A federal appeals court has handed Texas schoolchildren an early holiday gift — and, thanks to the court, they can actually call it a “Christmas present” out loud.
The Fifth Circuit U.S. Court of Appeals, in a decision released July 1, ruled 3-0 that “it has been clear for over half a century that the First Amendment protects elementary school students from religious-viewpoint discrimination(.)” The ruling involved the intertwined claims of three students who claimed that administrators at Plano’s Thomas Elementary School and Rasor Elementary School prevented them from distributing Christian-themed goodie bags and literature to their classmates.
The ruling in Morgan v. Swanson comes at a preliminary but crucial phase of the students’ First Amendment case. Government employees often succeed in having all (or substantially all) of an injured party’s constitutional claims thrown out of court at the starting gate, because of a legal doctrine called “qualified immunity.”
To gain immunity, the government official must show that — regardless of whether he did or did not commit a violation — his conduct did not defy legal standards that were “clearly established” at that time. If no “clearly established” law was violated, then the government official cannot be forced to pay money damages — which can leave the plaintiff with the prospect of an empty victory.

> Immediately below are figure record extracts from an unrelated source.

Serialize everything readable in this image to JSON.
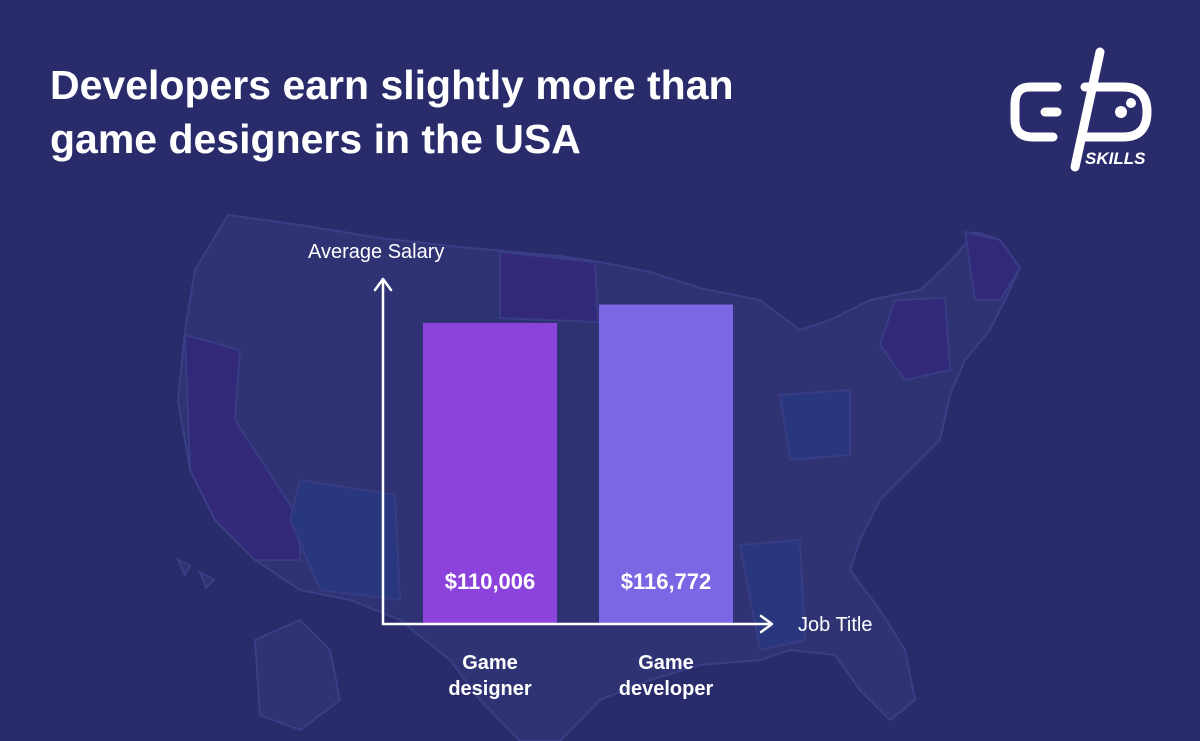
{
  "title": {
    "line1": "Developers earn slightly more than",
    "line2": "game designers in the USA"
  },
  "logo": {
    "text": "SKILLS",
    "icon": "gd-skills-logo-icon"
  },
  "colors": {
    "background": "#292b6b",
    "map_state": "#2f3373",
    "bar_designer": "#8b43dc",
    "bar_developer": "#7b66e3",
    "axis": "#ffffff"
  },
  "chart_data": {
    "type": "bar",
    "title": "Developers earn slightly more than game designers in the USA",
    "xlabel": "Job Title",
    "ylabel": "Average Salary",
    "categories": [
      [
        "Game",
        "designer"
      ],
      [
        "Game",
        "developer"
      ]
    ],
    "values": [
      110006,
      116772
    ],
    "value_labels": [
      "$110,006",
      "$116,772"
    ],
    "ylim": [
      0,
      132000
    ],
    "grid": false,
    "legend": "none"
  }
}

That is the maneuver that the principals of Thomas and Rasor attempted before the Fifth Circuit. Their lawyers argued that no Supreme Court or Fifth Circuit ruling expressly says that the free-speech rights recognized at the high-school and middle-school level in the Supreme Court’s landmark 1969 Tinker case apply to children as young as elementary school.
In an opinion authored by Judge Jennifer Walker Elrod, the Fifth Circuit made short work of the principals’ argument. Nothing in Tinker, or in any Supreme Court case applying Tinker, suggests an age-qualification for free-speech rights, the judges said. Based on Tinker and forty years of caselaw applying it, the principals “had fair warning that the suppression of student-to-student distribution of literature on the basis of religious viewpoint is unlawful under the First Amendment with respect to elementary school students,” the court held.
The ruling is significant, because federal courts typically hesitate to hold school officials personally liable for even the most egregious disciplinary overreaching. The deference tends to be greater when dealing with younger children, whose speech arguably is less valuable to the public discourse than that of 17-year-olds. So the court had to be unfailingly certain that Tinker‘s protection extends to the lowest grades, and that no reasonable principal could have believed otherwise. (One hopes that this is a principled First Amendment decision that would have come out the same way had the speakers been Buddhists, or atheists, and not an expedient decision based on the judges’ identification with the pro-Christian sentiment. The Supreme Court’s enthusiasm for student speech rights is suspiciously prone to vacillation based on the justices’ ideological support for the speakers’ message.)
If the allegations in the complaint are true — and at this point they are just one side’s unproven assertions — Plano school officials engaged in rank bullying behavior of the type that administrators eagerly punish when it is exhibited by 15-year-olds. The complaint alleges that Rasor school officials threatened to kick a child out of school, and threatened her mother with arrest, if the child continued to distribute pencils with a Christian message at school, and that the principal even confiscated one of the pencils and upbraided the child as she distributed them on the sidewalk after school hours.
It seems quite unlikely that the principals can prevail so long as the applicable legal standard is Tinker, which protects student speech unless it is unlawful (libelous, threatening, obscene) or incites substantial disruption of school. Even the most talented school attorney will have difficulty establishing that receipt of a “Jesus is the reason for the season” pencil threatened to ignite third-graders to riot.
Because the facts (albeit at this very early stage) seem so unpromising for the schools, their only hope may be to convince the Fifth Circuit to reconsider its qualified immunity ruling, or to persuade the Supreme Court to take it up. Lawyers for the principals told McClatchy Newspapers that both options are under consideration.